The problem is, that function ipa_algorithm2 is giving me correct numbers from the start (compared with output from program doing the same in C), but after severals steps the results start to be worse and worse. I was checking the code for 3 hours and I didn't find any mistake. Is it possible that the numbers I am counting with are so small that fpu can't count with them?


Solution

  • Update: according to a comment, you're getting wrong numbers for a whole range of inputs, so presumably you just have a regular bug in implementing the formula, not an FP-specific rounding-error or numerical accuracy/stability type of problem. Single-step your function in a debugger for an input that gives a wrong answer, and look at the register values.

    Or better, rewrite this with scalar AVX instructions, because scalar AVX is easier than x87, and you eventually want a vectorized AVX implementation anyway, so a working scalar implementation is a better starting point. For sin(), call a vectorized sin() implementation, or let gcc auto-vectorize your function with -O3 -ffast-math. (See https://sourceware.org/glibc/wiki/libmvec: glibc has vectorized math library functions.)

    Starting with a scalar x87 implementation using the slow fsin instruction is probably the least useful starting point if you eventually want something that runs fast. Good clean C would be better than a sloppy asm implementation for an instruction set you're not even going to use. (And for the final optimized version, C with intrinsics would make more sense than hand-written asm in most cases). See http://agner.org/optimize/, and other links in the x86 tag wiki.


    Storing angles in games

    Store directions as [x,y] vectors, not angles in radian. (Or degrees). With a normalized xy vector, adding two angles becomes a 2x2 matrix multiply (by a rotation matrix). But sin becomes trivial: if you keep your vector normalized (x^2 + y^2 = 1.0) then sin(angle) = angle.y.

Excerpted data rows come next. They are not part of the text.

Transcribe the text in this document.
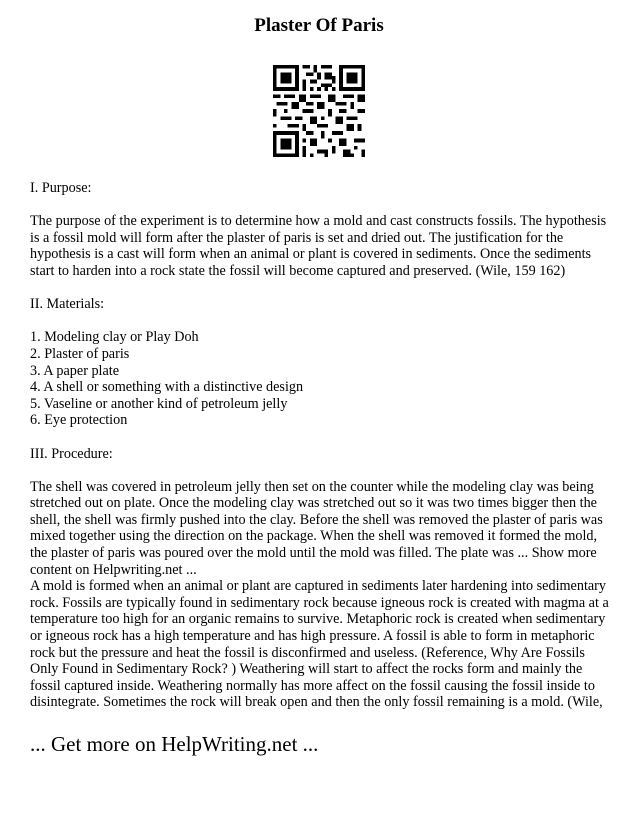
Plaster Of Paris

I. Purpose:

The purpose of the experiment is to determine how a mold and cast constructs fossils. The hypothesis is a fossil mold will form after the plaster of paris is set and dried out. The justification for the hypothesis is a cast will form when an animal or plant is covered in sediments. Once the sediments start to harden into a rock state the fossil will become captured and preserved. (Wile, 159 162)

II. Materials:

1. Modeling clay or Play Doh
2. Plaster of paris
3. A paper plate
4. A shell or something with a distinctive design
5. Vaseline or another kind of petroleum jelly
6. Eye protection

III. Procedure:

The shell was covered in petroleum jelly then set on the counter while the modeling clay was being stretched out on plate. Once the modeling clay was stretched out so it was two times bigger then the shell, the shell was firmly pushed into the clay. Before the shell was removed the plaster of paris was mixed together using the direction on the package. When the shell was removed it formed the mold, the plaster of paris was poured over the mold until the mold was filled. The plate was ... Show more content on Helpwriting.net ...

A mold is formed when an animal or plant are captured in sediments later hardening into sedimentary rock. Fossils are typically found in sedimentary rock because igneous rock is created with magma at a temperature too high for an organic remains to survive. Metaphoric rock is created when sedimentary or igneous rock has a high temperature and has high pressure. A fossil is able to form in metaphoric rock but the pressure and heat the fossil is disconfirmed and useless. (Reference, Why Are Fossils Only Found in Sedimentary Rock? ) Weathering will start to affect the rocks form and mainly the fossil captured inside. Weathering normally has more affect on the fossil causing the fossil inside to disintegrate. Sometimes the rock will break open and then the only fossil remaining is a mold. (Wile,

... Get more on HelpWriting.net ...
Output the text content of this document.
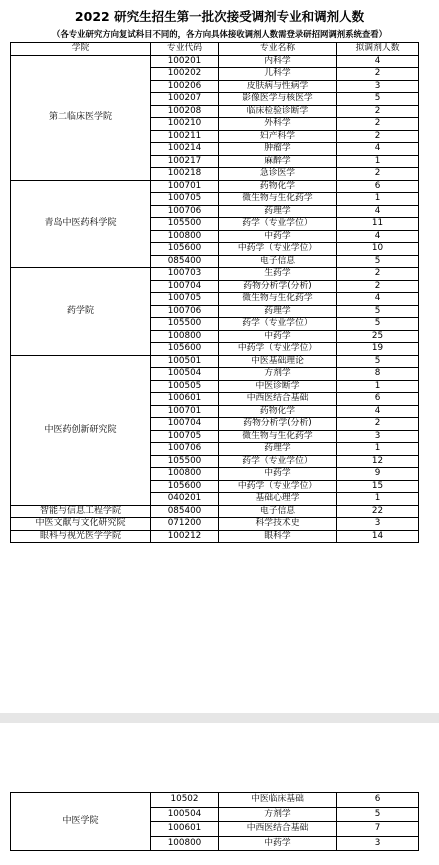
2022 研究生招生第一批次接受调剂专业和调剂人数
（各专业研究方向复试科目不同的，各方向具体接收调剂人数需登录研招网调剂系统查看）
学院	专业代码	专业名称	拟调剂人数
第二临床医学院	100201	内科学	4
	100202	儿科学	2
	100206	皮肤病与性病学	3
	100207	影像医学与核医学	5
	100208	临床检验诊断学	2
	100210	外科学	2
	100211	妇产科学	2
	100214	肿瘤学	4
	100217	麻醉学	1
	100218	急诊医学	2
青岛中医药科学院	100701	药物化学	6
	100705	微生物与生化药学	1
	100706	药理学	4
	105500	药学（专业学位）	11
	100800	中药学	4
	105600	中药学（专业学位）	10
	085400	电子信息	5
药学院	100703	生药学	2
	100704	药物分析学(分析)	2
	100705	微生物与生化药学	4
	100706	药理学	5
	105500	药学（专业学位）	5
	100800	中药学	25
	105600	中药学（专业学位）	19
中医药创新研究院	100501	中医基础理论	5
	100504	方剂学	8
	100505	中医诊断学	1
	100601	中西医结合基础	6
	100701	药物化学	4
	100704	药物分析学(分析)	2
	100705	微生物与生化药学	3
	100706	药理学	1
	105500	药学（专业学位）	12
	100800	中药学	9
	105600	中药学（专业学位）	15
	040201	基础心理学	1
智能与信息工程学院	085400	电子信息	22
中医文献与文化研究院	071200	科学技术史	3
眼科与视光医学学院	100212	眼科学	14
中医学院	10502	中医临床基础	6
	100504	方剂学	5
	100601	中西医结合基础	7
	100800	中药学	3
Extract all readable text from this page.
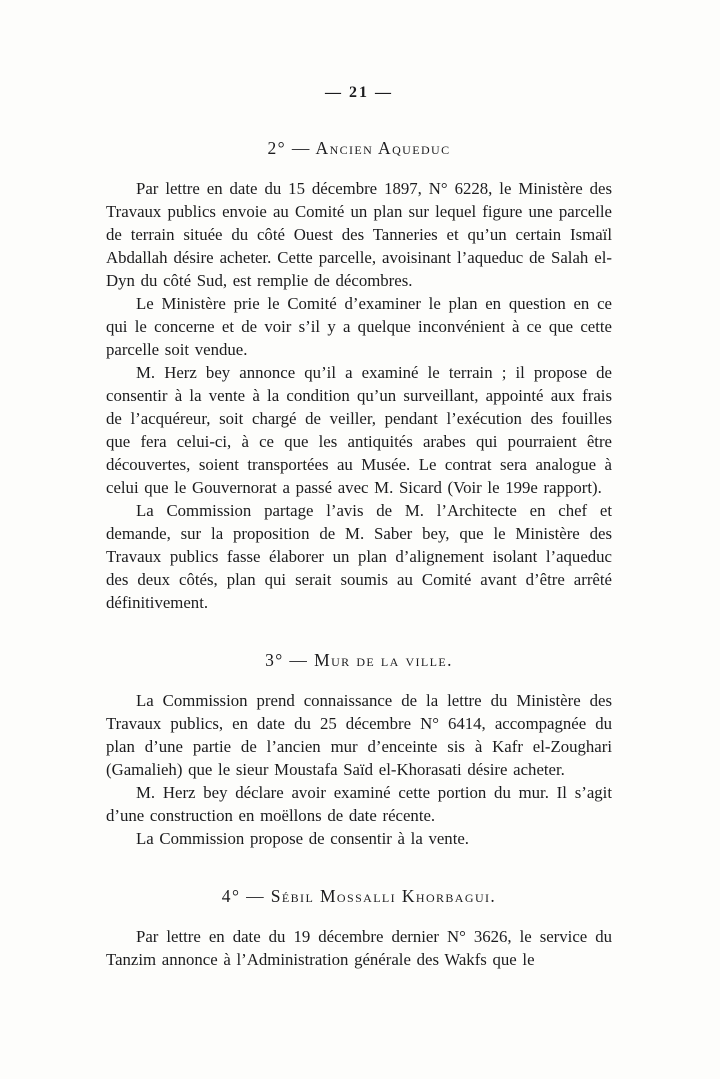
— 21 —
2° — Ancien Aqueduc

Par lettre en date du 15 décembre 1897, N° 6228, le Ministère des Travaux publics envoie au Comité un plan sur lequel figure une parcelle de terrain située du côté Ouest des Tanneries et qu’un certain Ismaïl Abdallah désire acheter. Cette parcelle, avoisinant l’aqueduc de Salah el-Dyn du côté Sud, est remplie de décombres.

Le Ministère prie le Comité d’examiner le plan en question en ce qui le concerne et de voir s’il y a quelque inconvénient à ce que cette parcelle soit vendue.

M. Herz bey annonce qu’il a examiné le terrain ; il propose de consentir à la vente à la condition qu’un surveillant, appointé aux frais de l’acquéreur, soit chargé de veiller, pendant l’exécution des fouilles que fera celui-ci, à ce que les antiquités arabes qui pourraient être découvertes, soient transportées au Musée. Le contrat sera analogue à celui que le Gouvernorat a passé avec M. Sicard (Voir le 199e rapport).

La Commission partage l’avis de M. l’Architecte en chef et demande, sur la proposition de M. Saber bey, que le Ministère des Travaux publics fasse élaborer un plan d’alignement isolant l’aqueduc des deux côtés, plan qui serait soumis au Comité avant d’être arrêté définitivement.

3° — Mur de la ville.

La Commission prend connaissance de la lettre du Ministère des Travaux publics, en date du 25 décembre N° 6414, accompagnée du plan d’une partie de l’ancien mur d’enceinte sis à Kafr el-Zoughari (Gamalieh) que le sieur Moustafa Saïd el-Khorasati désire acheter.

M. Herz bey déclare avoir examiné cette portion du mur. Il s’agit d’une construction en moëllons de date récente.

La Commission propose de consentir à la vente.

4° — Sébil Mossalli Khorbagui.

Par lettre en date du 19 décembre dernier N° 3626, le service du Tanzim annonce à l’Administration générale des Wakfs que le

    Avoid using actual angles whenever possible and use normalized vectors instead. You sometimes need atan2, but usually rarely enough that you can just use the plain library version.

    If you store your xy pairs in a struct-of-arrays format, it will be SIMD friendly, and you can easily do stuff with 8 float x values and 8 float matching y values. Doing stuff with a direction vector packed into a single SIMD vector is usually NOT optimal; don't be fooled by the word "vector".

    See also https://stackoverflow.com/tags/sse/info and especially SIMD at Insomniac Games (GDC 2015). This will help you understand how to design your program so you can later optimize it with SIMD in the places where that's worthwhile. (You don't have to vectorize everything at the start, but changing your data layout is often a lot of work so consider making your data SIMD friendly in the first place.)


    Possible sources of numerical error (turns out not to be the real problem here)

    One possible reason: The worst-case error for the fsin instruction for small inputs is actually about 1.37 quintillion units in the last place, leaving fewer than four bits correct.. Most modern math libraries don't use the fsin instruction to compute the sin function, because it's not fast and has poor accuracy for some inputs.

    Also, depending how you built your code, something (like the MSVCRT startup, if you're on Windows and using an old version of it) may have set the x87 FPU to less than 80-bit precision (64-bit mantissa).


    Why are you writing this in asm? Do you want advice on how to make it more efficient? You should return a float in st0 as the return value, instead of storing through a pointer arg. Also, don't use finit. I think you're only doing that because you don't balance the x87 stack with pops after you load stuff, so after repeated calls you'd otherwise get NaNs from x87 stack overflow. You're still returning with the x87 stack non-empty in a function that returns void, so you're still doing it wrong and could break the caller.

    USe fstp or fmulp to leave the stack balanced. Use fld st0 instead of another load. Use fmul qword [grav_zrychleni] instead of a separate fld.

    Or better, use SSE2 or AVX for scalar double precision math. Unless you really want 80-bit long double.